O terapeuta afirma que a regulamentação tende a melhorar a função porque quanto mais reconhecimento e capacitados forem todos os terapeutas, a profissão ganha mais força. Dando mais subsídios para a difusão dos conhecimentos, a área também será mais validada.

O consultor Marcello Cassiano afirma que, para regulamentar uma profissão, primeiro deve-se chegar à conclusão de que essa profissão, se for exercida por quem não é qualificado, vai acarretar um risco à sociedade. Assim elimina-se a possibilidade de se regulamentar uma profissão apenas para valorizar determinada categoria.

— A valorização de uma profissão tem de ser dada pelo mercado, ou seja, um mercado que reconheça a importância dessa categoria. Pois bem, se chegarmos à conclusão de que é uma profissão que coloca em risco o interesse social, de nada adianta estabelecer restrições a esse exercício, exigindo, por exemplo, um diploma de bacharelado, se você não tiver um órgão fiscalizador. Porque se uma restrição é estabelecida sem ter o órgão que a fiscaliza, essa restrição no mundo dos fatos não vale nada.

Fiscalização

Porém, o senador reforça que existem atividades que já são fiscalizadas por outros órgãos, como os professores que atuam na educação formal e se submetem à fiscalização dos conselhos de educação nos três níveis de governo: federal, estadual, municipal ou distrital. Os conselhos são órgãos de regulamentação dos profissionais que atuam no exercício da docência em todo o país.

Ele lembra que, recentemente, o Senado analisou o PL 2.486/2021, que dispõe sobre a regulamentação da profissão de educação física e cria o Conselho Federal de Educação Física (Confef). Paim apresentou uma emenda ao projeto para excluir a obrigatoriedade de filiação dos professores da educação formal ao conselho, porque entendia que a categoria já se submete à Lei de Diretrizes e Bases da Educação (Lei 9.384, de 1996) e aos conselhos de educação, que regulam a atividade do magistério.

O senador argumentou ainda que a obrigatoriedade de cobrança da anuidade dos professores seria mais um ônus para a categoria, que padece há décadas com baixíssimos salários.

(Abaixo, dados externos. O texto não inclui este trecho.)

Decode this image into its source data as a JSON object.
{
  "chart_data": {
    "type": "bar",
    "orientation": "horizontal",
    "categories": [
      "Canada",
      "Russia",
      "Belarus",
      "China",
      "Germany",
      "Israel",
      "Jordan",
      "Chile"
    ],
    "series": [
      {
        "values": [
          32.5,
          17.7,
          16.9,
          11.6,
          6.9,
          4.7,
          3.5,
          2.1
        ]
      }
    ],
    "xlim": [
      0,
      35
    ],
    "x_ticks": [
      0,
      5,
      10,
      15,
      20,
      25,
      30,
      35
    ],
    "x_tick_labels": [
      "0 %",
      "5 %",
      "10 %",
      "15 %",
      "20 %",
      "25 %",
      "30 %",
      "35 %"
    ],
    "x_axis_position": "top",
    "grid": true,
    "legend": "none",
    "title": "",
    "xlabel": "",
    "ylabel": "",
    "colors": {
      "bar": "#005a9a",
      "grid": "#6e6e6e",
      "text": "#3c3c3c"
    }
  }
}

— Lamentavelmente, não conseguimos aprovar a emenda ao texto do projeto. No parlamento, como dizia Ulisses Guimarães: “Não houve acordo. Votem senhores e senhoras constituintes”. Prevaleceu a vontade da maioria! — lamentou o senador, que considerou ter havido uma falta de sensibilidade dos colegas para reconhecer que a categoria já possuía mecanismos eficientes de fiscalização da atividade docente.

O texto foi sancionado com vetos, na forma da Lei 14.386, de 2022. Um dos vetos tratou exatamente da competência dada ao Confef de estabelecer, mediante ato normativo próprio, a lista de atividades e modalidades esportivas que exijam a atuação desse profissional.